Colun grunted, still intent on the skeletal figure. It was Morrhyn, he decided—the angle of those sunken cheeks, that ax-blade nose, those were Morrhyn's. But what in the Maker's name was the Commacht Dreamer doing here, and where had he come from? It was a mystery he supposed would be answered if the man lived—which, were he frank, seemed unlikely—and one he could have done without. The Maker knew, there were mysteries and troubles enough in these dark days.

He tugged at his beard as the women brought heated blankets and Marjia set to stirring the broth. There was little enough food and, despite their losses, too many Grannach to eat it. He let his eyes wander over the cavern, thinking they already had wounded enough to tend, and felt the darkness cloud his soul. It was no consolation to know his fears proven true, to know he had been right and the others wrong. The outcome was too dismal.
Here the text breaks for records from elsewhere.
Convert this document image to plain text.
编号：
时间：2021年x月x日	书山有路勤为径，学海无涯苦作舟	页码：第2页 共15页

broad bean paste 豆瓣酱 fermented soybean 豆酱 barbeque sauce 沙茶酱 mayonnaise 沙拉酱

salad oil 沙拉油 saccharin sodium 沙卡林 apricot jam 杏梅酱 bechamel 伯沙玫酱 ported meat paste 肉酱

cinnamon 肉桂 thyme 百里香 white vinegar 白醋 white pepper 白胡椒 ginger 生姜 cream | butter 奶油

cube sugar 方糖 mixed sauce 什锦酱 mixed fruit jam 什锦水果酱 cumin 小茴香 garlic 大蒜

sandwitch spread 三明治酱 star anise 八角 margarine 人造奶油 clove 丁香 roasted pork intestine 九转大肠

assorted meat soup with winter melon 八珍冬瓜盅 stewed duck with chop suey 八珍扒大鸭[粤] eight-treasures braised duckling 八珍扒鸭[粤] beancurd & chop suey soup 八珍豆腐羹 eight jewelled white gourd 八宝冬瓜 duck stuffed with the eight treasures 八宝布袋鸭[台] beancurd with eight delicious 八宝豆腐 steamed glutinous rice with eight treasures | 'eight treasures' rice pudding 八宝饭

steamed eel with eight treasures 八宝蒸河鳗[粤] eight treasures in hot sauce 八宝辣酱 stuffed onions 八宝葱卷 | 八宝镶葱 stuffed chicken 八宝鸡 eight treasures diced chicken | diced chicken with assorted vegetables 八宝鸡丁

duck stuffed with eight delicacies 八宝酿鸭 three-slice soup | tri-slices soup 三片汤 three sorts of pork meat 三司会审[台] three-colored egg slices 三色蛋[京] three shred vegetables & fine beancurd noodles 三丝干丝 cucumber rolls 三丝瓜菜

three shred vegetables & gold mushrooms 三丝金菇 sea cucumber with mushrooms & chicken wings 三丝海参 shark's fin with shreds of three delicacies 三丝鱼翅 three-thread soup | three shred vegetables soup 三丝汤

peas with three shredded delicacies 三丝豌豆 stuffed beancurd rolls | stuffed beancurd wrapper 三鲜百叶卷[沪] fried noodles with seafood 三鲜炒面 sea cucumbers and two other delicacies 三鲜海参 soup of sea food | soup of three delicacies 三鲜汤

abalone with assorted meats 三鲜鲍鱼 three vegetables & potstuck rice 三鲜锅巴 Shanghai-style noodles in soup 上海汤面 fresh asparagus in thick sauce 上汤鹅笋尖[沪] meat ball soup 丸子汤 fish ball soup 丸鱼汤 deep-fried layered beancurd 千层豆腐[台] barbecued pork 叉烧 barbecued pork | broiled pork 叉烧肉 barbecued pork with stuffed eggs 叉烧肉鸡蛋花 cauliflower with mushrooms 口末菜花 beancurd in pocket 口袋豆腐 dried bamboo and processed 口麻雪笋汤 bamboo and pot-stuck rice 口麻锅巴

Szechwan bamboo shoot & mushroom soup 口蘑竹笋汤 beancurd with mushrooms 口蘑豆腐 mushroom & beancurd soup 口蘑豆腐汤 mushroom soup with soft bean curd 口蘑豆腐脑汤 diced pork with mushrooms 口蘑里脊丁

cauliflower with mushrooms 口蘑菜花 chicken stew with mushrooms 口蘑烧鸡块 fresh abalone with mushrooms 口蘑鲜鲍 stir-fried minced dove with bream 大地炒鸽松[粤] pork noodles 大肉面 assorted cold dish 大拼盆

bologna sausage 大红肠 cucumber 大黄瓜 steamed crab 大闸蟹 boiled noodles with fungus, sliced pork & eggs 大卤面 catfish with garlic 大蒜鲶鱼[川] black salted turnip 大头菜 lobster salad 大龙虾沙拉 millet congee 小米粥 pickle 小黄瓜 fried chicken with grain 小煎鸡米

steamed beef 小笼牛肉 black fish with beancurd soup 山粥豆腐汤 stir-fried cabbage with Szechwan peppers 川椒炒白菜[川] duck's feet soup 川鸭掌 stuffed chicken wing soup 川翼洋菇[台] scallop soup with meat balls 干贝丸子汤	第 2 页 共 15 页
His people had debated as the invaders continued their advance, and long before any conclusion was reached, the strangelings had come deep into the mountains. They had swarmed into the high passes like some vast ant army, pushing remorselessly forward to sweep the defending Grannach from their path as a storm wind blows away chaff. The only unity the Grannach had reached was the agreement that the western tunnels be all sealed, but by then it was too late, for the invaders came in by the lesser entrances and the high, secret ways, and the Grannach were sealed up as he had prophesied, like frightened rabbits in their warrens.

Too many had died, and too many more acted foolishly. Janzi and Gort had sealed their families in the ancestral caves, and for all Colun knew, they remained there, likely to starve. Daryk had died fighting the invaders as they came into the Basanga caverns, and scarce a hundred of his family had survived to flee to the Javitz: sad refugees in their own mountains. Menas, at least, had shown some sense at last and come with all his Katjen to join Colun's folk, but too late. Menas had been wounded, his side pierced by a lance, and was dead now. His last words had been a plea that his family accept Colun's leadership, and that Colun protect them as his own.